David Rossi, at 12:12 pm EDT on May 6, 2005

I have been in the academic world since I was a student in the late 1950s. I have always found academics endearing and, curiously, brave. Based on their intellect, they innocently enter the world of scholarship. Hoping to add to knowledge and understanding, they spend years in more or less solitarly endeavors, which leads to relatively asocial lives. When they finally get the courage to present their research publically (hoping it helps the possibility of tenure, as well), they are immediately lacerated by colleagues. In such an environment, it is difficult to develop one’s mental health, I think.

Barbara, at 12:13 pm EDT on May 6, 2005

prof loses it—and strips

This, and the additional anecdote in the commentary, are the 2nd and 3rd tales I’ve heard recently of professors breaking down and in the porcess, stripping off their clothes.
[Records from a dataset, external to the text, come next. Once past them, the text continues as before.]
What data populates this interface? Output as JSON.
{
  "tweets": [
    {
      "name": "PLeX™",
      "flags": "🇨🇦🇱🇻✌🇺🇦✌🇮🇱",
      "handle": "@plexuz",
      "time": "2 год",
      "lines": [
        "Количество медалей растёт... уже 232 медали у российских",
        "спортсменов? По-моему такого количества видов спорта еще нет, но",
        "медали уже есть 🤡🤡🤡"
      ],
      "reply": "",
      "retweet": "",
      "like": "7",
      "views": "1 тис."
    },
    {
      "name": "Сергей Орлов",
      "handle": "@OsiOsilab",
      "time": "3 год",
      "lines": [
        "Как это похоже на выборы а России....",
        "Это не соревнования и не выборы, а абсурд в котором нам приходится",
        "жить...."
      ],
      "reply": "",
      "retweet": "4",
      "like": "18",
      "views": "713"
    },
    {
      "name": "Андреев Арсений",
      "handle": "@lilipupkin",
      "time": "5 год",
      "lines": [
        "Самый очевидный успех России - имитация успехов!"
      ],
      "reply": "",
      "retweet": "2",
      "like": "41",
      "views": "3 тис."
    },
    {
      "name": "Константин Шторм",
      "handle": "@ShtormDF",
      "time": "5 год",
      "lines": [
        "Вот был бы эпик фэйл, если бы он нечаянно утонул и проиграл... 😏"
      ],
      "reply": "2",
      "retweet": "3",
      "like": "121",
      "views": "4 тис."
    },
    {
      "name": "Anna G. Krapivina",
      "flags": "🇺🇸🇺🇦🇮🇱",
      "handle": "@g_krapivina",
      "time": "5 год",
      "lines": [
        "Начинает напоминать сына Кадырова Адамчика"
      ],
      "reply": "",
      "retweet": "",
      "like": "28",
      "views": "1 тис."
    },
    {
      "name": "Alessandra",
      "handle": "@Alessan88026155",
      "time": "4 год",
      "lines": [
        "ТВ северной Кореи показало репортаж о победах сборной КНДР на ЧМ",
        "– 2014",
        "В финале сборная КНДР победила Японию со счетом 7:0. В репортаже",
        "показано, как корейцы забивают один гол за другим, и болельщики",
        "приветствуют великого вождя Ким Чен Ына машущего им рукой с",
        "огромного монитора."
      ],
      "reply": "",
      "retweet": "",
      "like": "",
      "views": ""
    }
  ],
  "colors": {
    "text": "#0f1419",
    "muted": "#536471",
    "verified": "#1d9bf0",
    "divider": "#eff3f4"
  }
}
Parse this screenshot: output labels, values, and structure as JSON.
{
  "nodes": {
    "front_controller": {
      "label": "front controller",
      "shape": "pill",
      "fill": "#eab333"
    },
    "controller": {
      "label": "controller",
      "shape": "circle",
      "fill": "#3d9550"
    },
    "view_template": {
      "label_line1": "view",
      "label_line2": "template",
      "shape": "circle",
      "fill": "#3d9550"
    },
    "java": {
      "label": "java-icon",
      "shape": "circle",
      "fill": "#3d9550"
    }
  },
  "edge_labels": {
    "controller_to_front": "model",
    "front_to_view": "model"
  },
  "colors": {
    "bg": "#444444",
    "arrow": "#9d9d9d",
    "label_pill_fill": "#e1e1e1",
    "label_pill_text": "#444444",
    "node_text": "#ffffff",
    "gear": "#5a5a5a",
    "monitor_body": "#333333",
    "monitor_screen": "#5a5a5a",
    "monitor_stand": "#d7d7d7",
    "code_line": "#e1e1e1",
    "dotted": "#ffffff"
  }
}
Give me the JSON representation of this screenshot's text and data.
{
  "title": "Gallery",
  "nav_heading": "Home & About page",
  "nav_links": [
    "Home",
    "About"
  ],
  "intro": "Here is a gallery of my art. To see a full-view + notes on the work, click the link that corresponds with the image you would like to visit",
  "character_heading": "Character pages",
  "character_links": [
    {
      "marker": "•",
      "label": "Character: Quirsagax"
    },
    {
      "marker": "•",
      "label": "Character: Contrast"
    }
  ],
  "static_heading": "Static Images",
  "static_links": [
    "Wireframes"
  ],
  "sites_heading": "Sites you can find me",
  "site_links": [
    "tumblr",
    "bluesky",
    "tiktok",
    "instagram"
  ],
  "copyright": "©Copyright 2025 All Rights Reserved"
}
Is this a phenonenon particular to the professoriate or do other people go naked when they go ballistic. Or is this folklore and not fact?

By the way—I don’t mean to be as flippant as the question sounds. I really feel for the guy and don’t blame him.
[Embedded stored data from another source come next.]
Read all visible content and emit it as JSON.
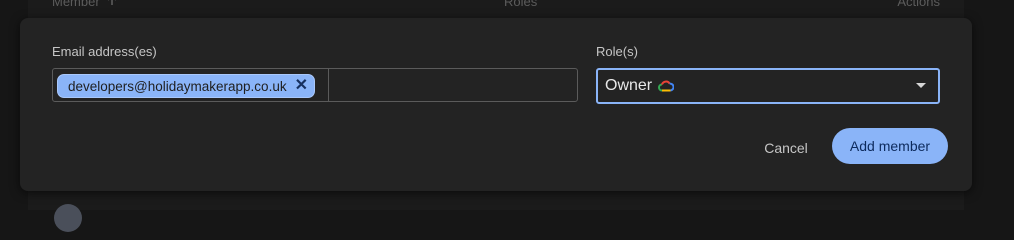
{
  "background_table": {
    "header_member": "Member",
    "header_roles": "Roles",
    "header_actions": "Actions"
  },
  "dialog": {
    "email_label": "Email address(es)",
    "email_chips": [
      {
        "value": "developers@holidaymakerapp.co.uk",
        "remove_icon": "close-icon"
      }
    ],
    "email_input_value": "",
    "role_label": "Role(s)",
    "role_selected": "Owner",
    "role_icon": "google-cloud-icon",
    "cancel_label": "Cancel",
    "add_label": "Add member"
  },
  "colors": {
    "accent": "#8ab4f8",
    "dialog_bg": "#232323",
    "page_bg": "#161616"
  }
}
jon-christian suggs, prof and chair, english at john jay college/cuny, at 2:58 pm EDT on May 6, 2005

Teaching vs. research?

When I was a graduate student, I used to think it was wrong to pay any attention to service when evaluating people for tenure.Now, though, as someone who (out of fear) carried a back-breaking load of service responsibilities up through tenure and now(out of a sense of duty) will probably continue to do so, I am a bit irritated with the colleagues who duck service almost entirely. We all benefit from, e.g., getting our accreditation renewed; should some of us feel free to reject such tasks? And if someone does so before getting tenured, what can we expect afterward? I am not sure how I feel about this issue, and I don’t think I would want to turn down a strong scholar for weak service. Interestingly, the people who shirk service are often also among the weakest scholars. Service and scholarship, after all, both involve investing in a community.
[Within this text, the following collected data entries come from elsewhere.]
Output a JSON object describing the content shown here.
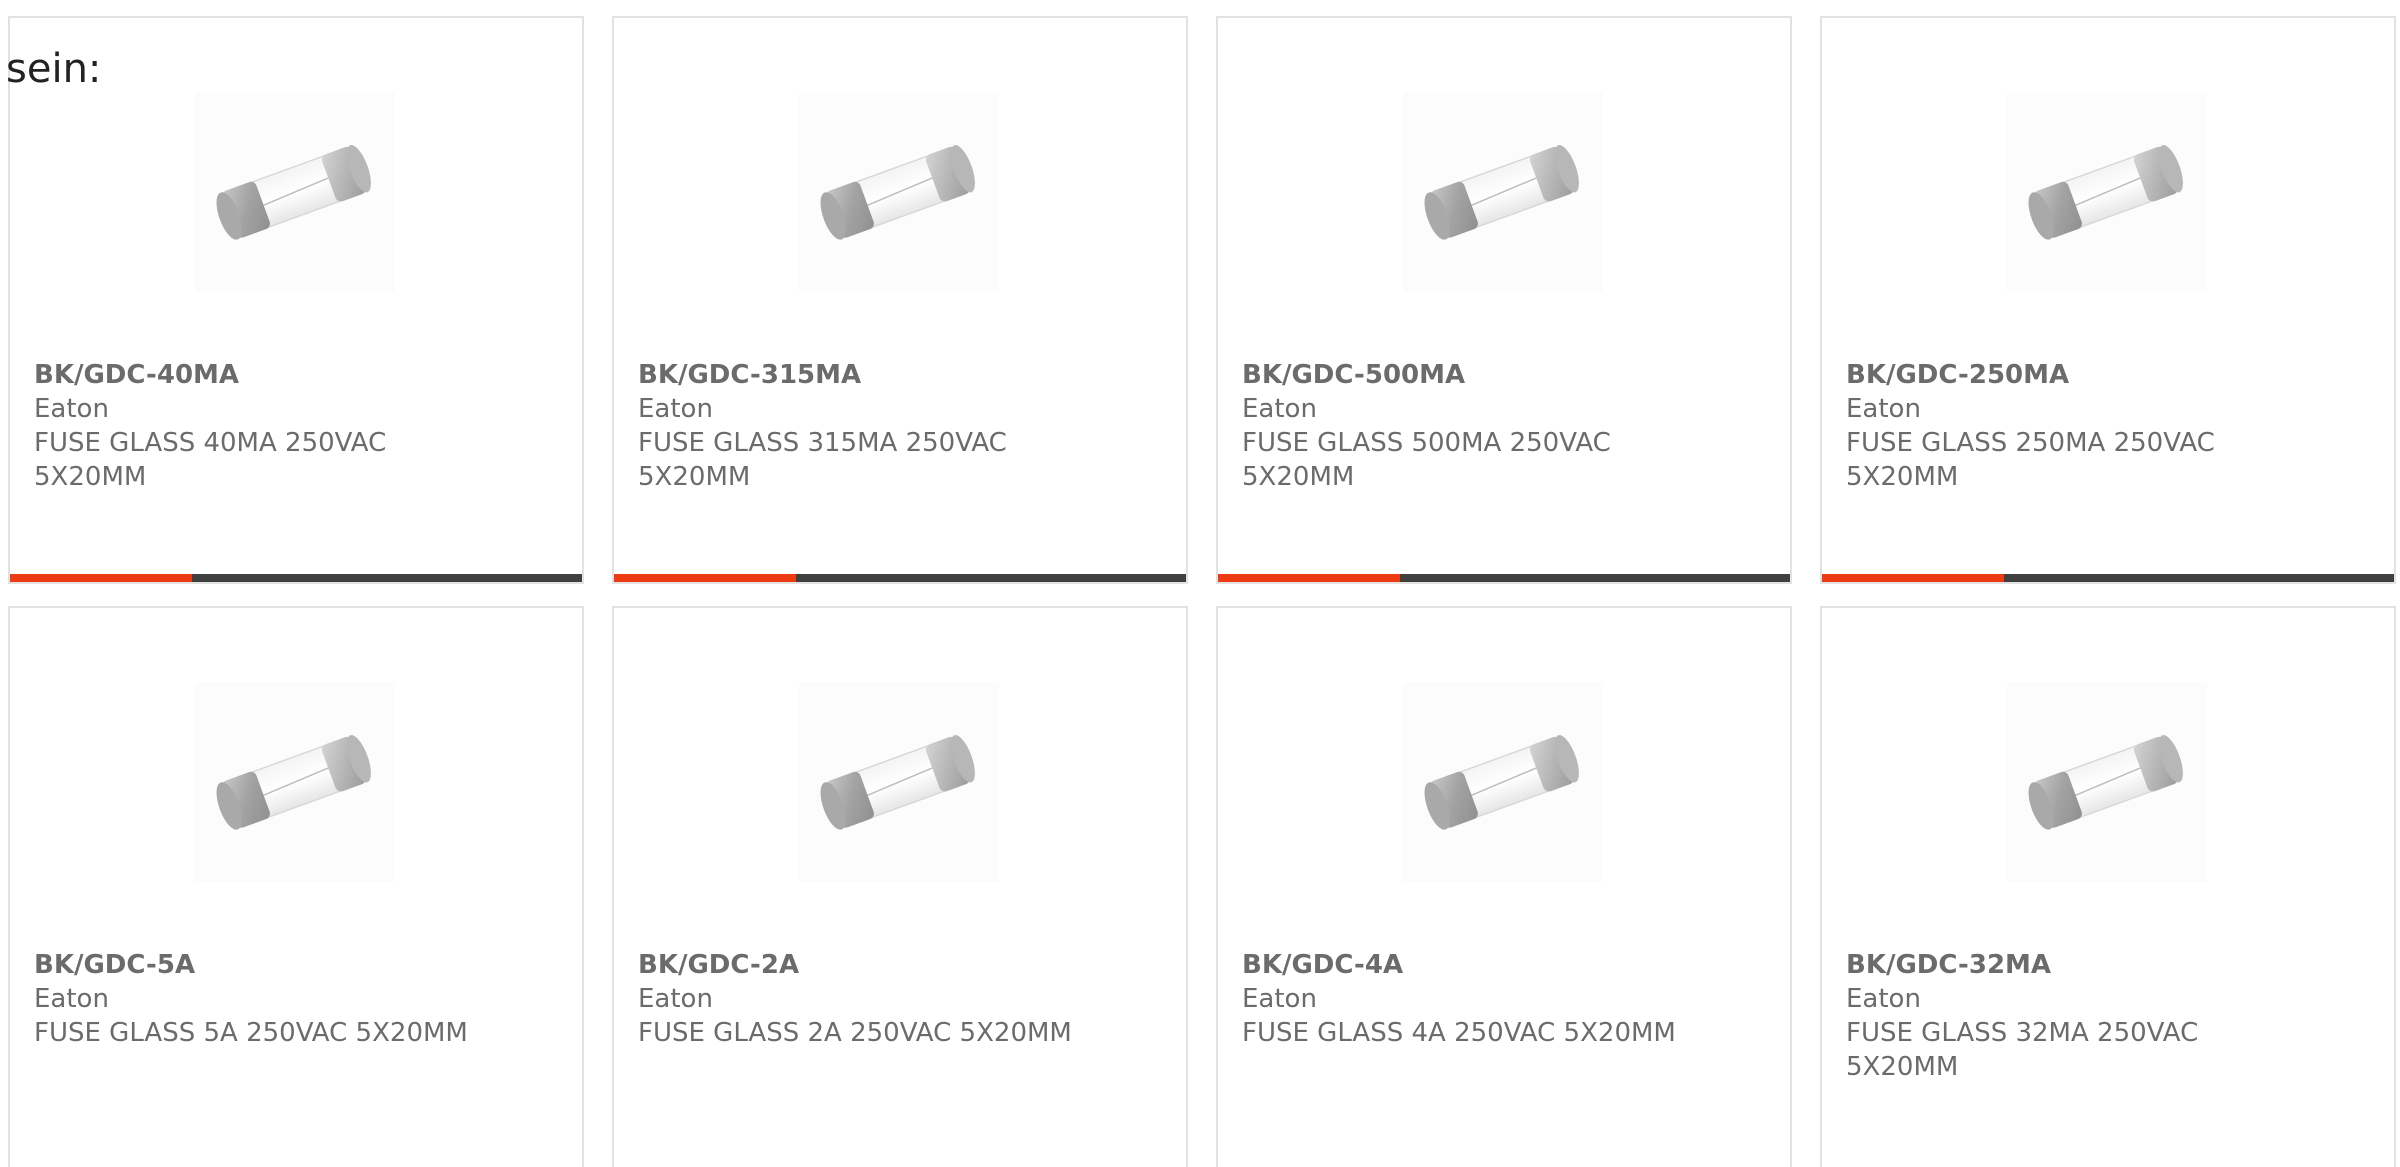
{
  "intro_text": "sein:",
  "accent_color": "#ee3b12",
  "bar_color": "#404040",
  "products": [
    {
      "part": "BK/GDC-40MA",
      "brand": "Eaton",
      "description": "FUSE GLASS 40MA 250VAC 5X20MM",
      "image_icon": "glass-fuse-icon"
    },
    {
      "part": "BK/GDC-315MA",
      "brand": "Eaton",
      "description": "FUSE GLASS 315MA 250VAC 5X20MM",
      "image_icon": "glass-fuse-icon"
    },
    {
      "part": "BK/GDC-500MA",
      "brand": "Eaton",
      "description": "FUSE GLASS 500MA 250VAC 5X20MM",
      "image_icon": "glass-fuse-icon"
    },
    {
      "part": "BK/GDC-250MA",
      "brand": "Eaton",
      "description": "FUSE GLASS 250MA 250VAC 5X20MM",
      "image_icon": "glass-fuse-icon"
    },
    {
      "part": "BK/GDC-5A",
      "brand": "Eaton",
      "description": "FUSE GLASS 5A 250VAC 5X20MM",
      "image_icon": "glass-fuse-icon"
    },
    {
      "part": "BK/GDC-2A",
      "brand": "Eaton",
      "description": "FUSE GLASS 2A 250VAC 5X20MM",
      "image_icon": "glass-fuse-icon"
    },
    {
      "part": "BK/GDC-4A",
      "brand": "Eaton",
      "description": "FUSE GLASS 4A 250VAC 5X20MM",
      "image_icon": "glass-fuse-icon"
    },
    {
      "part": "BK/GDC-32MA",
      "brand": "Eaton",
      "description": "FUSE GLASS 32MA 250VAC 5X20MM",
      "image_icon": "glass-fuse-icon"
    }
  ]
}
Administrations really send mixed signals about this. The tenure and reappointment decisions say loudly that research is the only thing that matters, and service and teaching consist of a few boxes that need to get checked, not complex tasks where one’s performance is really measured. As a result, people in my department and others regard first-year teaching as a waste of time—it is hard work, and one can’t teach one’s research in a composition class. Let the adjuncts do the service teaching, just as we let the janitors clean the bathrooms. This has a couple of deleterious effects. One, it means that we don’t recruit future majors. Two, it means that we don’t often have to justify the fundamental postulates of our disciplines to the skeptical and uninitiated. Encouraging people to think of themselves as loners concentating own CVs has other intellectual consequences. I teach in an interdisciplinary first-seemster program, and collaborating at the pedagogical level with people in other departments has filtered back into my research in a variety of ways. At first I thought involvement in this program would be a distraction from research, but thinking about where my work fits into the larger system of disciplines has been incredibly valuable. I think that, like the wrestler Antaeus, when research gets too far from its maternal origins, it loses its strength.